Only 16 of the states that require skills for avoiding coercion be taught when sex ed is available actually mandate that sex ed be provided; in 8 of those states, abstinence must be stressed. Glossing over or altogether forbidding discussions of sex makes it incredibly challenging to effectively talk about assault and consent.

However, research has shown that students of comprehensive sex education have a lower risk of experiencing sexual violence as young adults. A 2018 study on whether or not receiving sex ed before college could protect students from sexual assault while in college found that, though multiple factors “were associated with experiencing sexual assault in college,” education is a powerful tool:

Our analyses also showed that having received formal education about how to say no to sex formal education about how to say no to sex (refusal skills training) before age 18 was a protective factor against penetrative sexual assault in college; it is important to note that the vast majority of those who received instruction in refusal skills also received other forms of sexual education.


When few or no laws exist about how sex ed should be delivered, it’s hard to convince school boards to make it a priority. Samantha Daley, a reproductive justice organizer with the Power U Center for Social Change in South Florida, is campaigning to implement the 3R curriculum in all Miami-Dade County public schools. “As a state, we are underfunded for public education,” she says, and this is especially true for sex ed.

Sex education, Daley says, is part of a much greater conversation about mental health, student wellness, sexual stigma, and supporting self-care. “We’re talking about the formation of a whole human.” Sex education, like counseling and access to a school nurse, “is part of overall student support.”

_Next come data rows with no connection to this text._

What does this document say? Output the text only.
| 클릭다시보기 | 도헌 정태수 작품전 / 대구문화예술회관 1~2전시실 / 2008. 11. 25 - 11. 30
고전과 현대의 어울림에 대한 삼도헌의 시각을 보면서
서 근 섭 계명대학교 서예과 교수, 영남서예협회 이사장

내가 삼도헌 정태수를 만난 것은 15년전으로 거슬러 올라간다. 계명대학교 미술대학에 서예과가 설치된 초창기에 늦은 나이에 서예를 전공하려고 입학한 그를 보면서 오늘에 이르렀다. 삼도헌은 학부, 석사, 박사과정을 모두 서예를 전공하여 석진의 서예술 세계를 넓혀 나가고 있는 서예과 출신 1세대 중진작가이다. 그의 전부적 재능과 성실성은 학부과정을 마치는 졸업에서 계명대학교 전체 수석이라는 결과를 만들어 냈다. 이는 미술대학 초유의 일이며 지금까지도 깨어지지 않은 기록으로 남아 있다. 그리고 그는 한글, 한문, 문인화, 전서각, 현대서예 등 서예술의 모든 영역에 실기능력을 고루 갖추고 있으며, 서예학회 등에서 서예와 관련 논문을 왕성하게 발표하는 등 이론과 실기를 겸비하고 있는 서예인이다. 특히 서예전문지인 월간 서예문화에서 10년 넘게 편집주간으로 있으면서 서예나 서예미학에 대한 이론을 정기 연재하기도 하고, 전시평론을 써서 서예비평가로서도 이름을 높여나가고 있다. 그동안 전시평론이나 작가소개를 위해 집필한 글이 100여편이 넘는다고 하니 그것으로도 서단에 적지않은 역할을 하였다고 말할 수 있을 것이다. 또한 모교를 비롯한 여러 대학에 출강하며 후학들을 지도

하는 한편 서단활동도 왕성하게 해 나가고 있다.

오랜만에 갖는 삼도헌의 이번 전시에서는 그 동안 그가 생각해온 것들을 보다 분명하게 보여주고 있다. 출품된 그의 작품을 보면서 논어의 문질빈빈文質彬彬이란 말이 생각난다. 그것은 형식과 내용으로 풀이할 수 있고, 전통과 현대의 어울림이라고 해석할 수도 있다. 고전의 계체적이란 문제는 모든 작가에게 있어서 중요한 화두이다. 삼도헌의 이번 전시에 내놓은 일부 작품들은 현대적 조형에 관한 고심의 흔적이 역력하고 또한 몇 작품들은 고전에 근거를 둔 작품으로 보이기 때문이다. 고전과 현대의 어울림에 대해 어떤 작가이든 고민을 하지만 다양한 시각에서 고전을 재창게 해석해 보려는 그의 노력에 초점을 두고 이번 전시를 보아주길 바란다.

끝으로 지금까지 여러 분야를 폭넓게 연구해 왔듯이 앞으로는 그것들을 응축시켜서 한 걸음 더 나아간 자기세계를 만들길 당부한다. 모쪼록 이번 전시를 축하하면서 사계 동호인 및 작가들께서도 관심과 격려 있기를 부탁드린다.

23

National polls suggest that only a small fraction of parents are opposed to comprehensive sex ed, and, in all but five states, such parents can opt-out (or not opt-in) for their children. Still, opposition to comprehensive sex ed is often portrayed as widespread and strong, rather than simply loud.

Gelperin cautions concerned parents to not be misled by headlines suggesting that this is an equal debate. “The vast majority of parents, time and again, over 30 years of public health polling, have shown significant support for a more comprehensive approach to sex education over all grade levels.”

If you already know that your child’s sex education isn’t covering all the bases or want to get involved, you can do something about it. Daley highly recommends power-mapping. “Who has the power to make decisions in your community?” she asks. “How is the budget currently allocated and then how would you like to see it allocated?” Go to school board meetings, talk to the people doing the work, and find out what their priorities are-and why.